東京都大田区西糀谷付近を走行していた京急バスで6月1日午前、乗客同士のトラブルが刃物による切りつけ事件に発展した。
警視庁蒲田署は、バスを降りた直後に50代男性の顔をナイフで切りつけたとして、75歳の男を殺人未遂の疑いで現行犯逮捕した。男性は左頰にけがを負ったが、命に別状はないという。
事件が起きたのは、1日午前10時20分ごろ。東京都大田区西糀谷4丁目付近を走行していた京急バスの車内で、男と男性客の間に何らかのトラブルがあったとみられている。
その後、2人は停留所でバスを降車。歩道上で男が折りたたみ式ナイフのような刃物を取り出し、男性の顔を切りつけた疑いが持たれている。
被害に遭った50代男性は病院に搬送された。けがは軽傷とみられ、搬送時に意識はあった。2人に面識はなかったとみられる。
報道によると、バスの運転手が近くの日出通り交番に駆け込み、被害を申告した。男は凶器を持ったまま一時その場を離れたが、警察官が現場近くで確保した。

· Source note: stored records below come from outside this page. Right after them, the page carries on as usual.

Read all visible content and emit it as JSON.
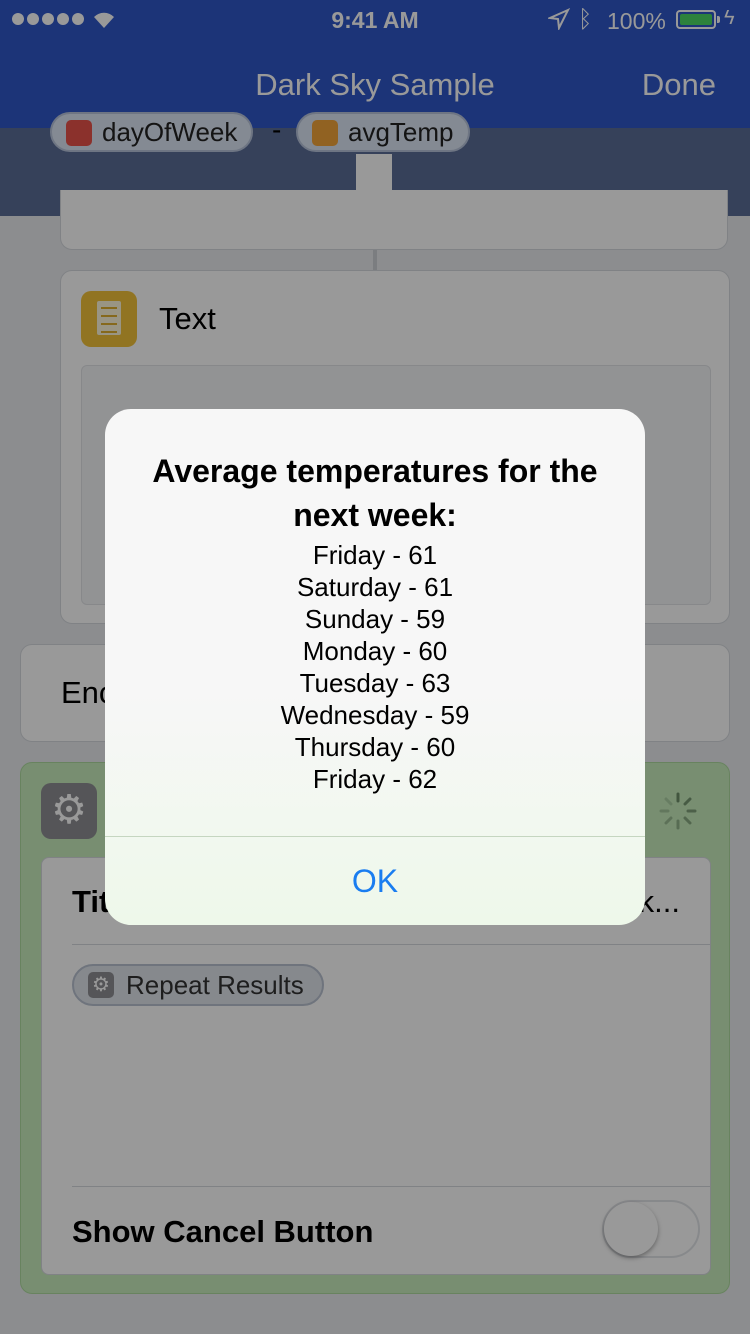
{
  "status_bar": {
    "time": "9:41 AM",
    "battery_percent": "100%",
    "signal_bars": 5,
    "battery_level": 1.0
  },
  "nav": {
    "title": "Dark Sky Sample",
    "done_label": "Done"
  },
  "workflow": {
    "text_action": {
      "title": "Text",
      "tokens": [
        "dayOfWeek",
        "avgTemp"
      ],
      "separator": "-"
    },
    "end_action": {
      "label_visible": "Enc"
    },
    "menu_action": {
      "title_label": "Tit",
      "title_value_tail": "k...",
      "repeat_token": "Repeat Results",
      "show_cancel_label": "Show Cancel Button",
      "show_cancel_on": false
    }
  },
  "alert": {
    "heading": "Average temperatures for the next week:",
    "lines": [
      "Friday - 61",
      "Saturday - 61",
      "Sunday - 59",
      "Monday - 60",
      "Tuesday - 63",
      "Wednesday - 59",
      "Thursday - 60",
      "Friday - 62"
    ],
    "ok_label": "OK"
  },
  "colors": {
    "nav_blue": "#2f57c9",
    "accent_green": "#c8edbd",
    "link_blue": "#1a7df0"
  }
}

男は取り調べに対し、「トラブルになったので脅すつもりだった」という趣旨の供述をしているとされる。警視庁は、車内で何があったのか、刃物を所持していた経緯、殺意の有無などを詳しく調べている。
公共交通機関での口論が刃物事件に発展
今回の事件は、平日午前の公共交通機関内で起きた乗客同士のトラブルが、降車直後に刃物事件へ発展した事案だ。
バスや電車では、座席、荷物、会話、乗降時の動きなどをきっかけに、乗客同士の口論が起きることがある。しかし、刃物が持ち出されれば、周囲の乗客や歩行者を巻き込む重大事件になりかねない。
今回、被害男性のけがは軽傷にとどまったが、顔を刃物で切りつけた疑いが持たれている以上、警察が殺人未遂容疑で捜査している点は重い。
運転手の通報と警察の確保が被害拡大を防いだ可能性
事件後、バス運転手が交番に通報したことで、警察による容疑者確保につながった。
公共交通機関で刃物事件が起きた場合、乗客の安全確保、車内からの退避、警察への通報、現場周辺の安全確認が重要になる。今回も、容疑者が凶器を持ったまま一時その場を離れたとされており、早期の通報と確保がなければ、別の被害につながる危険もあった。
警視庁は今後、車内でのトラブルの内容、容疑者の供述、凶器の入手経路などを確認し、事件の詳しい経緯を調べる方針だ。
編集部まとめ
大田区西糀谷付近を走行していた京急バスで、乗客同士のトラブル後、75歳の男が50代男性の顔をナイフで切りつけたとして殺人未遂容疑で現行犯逮捕された。
被害男性は左頰にけがを負ったが、命に別状はない。2人に面識はなかったとみられ、警視庁は車内でのトラブル内容や刃物を所持していた経緯を調べている。
公共交通機関は、多くの人が日常的に利用する場所だ。車内での口論や乗客同士の接触が、刃物を使った事件に発展した今回の事案は、乗客の安全確保と早期通報の重要性を改めて示している。
この記事の要点Q&A
Q. 何が起きたのですか。
東京都大田区西糀谷付近を走行していた京急バスで、乗客同士のトラブル後、75歳の男が50代男性の顔をナイフで切りつけた疑いで逮捕されました。
Q. 被害男性の容体は。
左頰にけがを負いましたが、命に別状はないとされています。
Q. 容疑は何ですか。
警視庁蒲田署は、男を殺人未遂の疑いで現行犯逮捕しました。
Q. 2人に面識はあったのですか。
現時点では、2人に面識はなかったとみられています。
Q. 警察は何を調べていますか。
車内でのトラブル内容、凶器の所持経緯、殺意の有無などを調べています。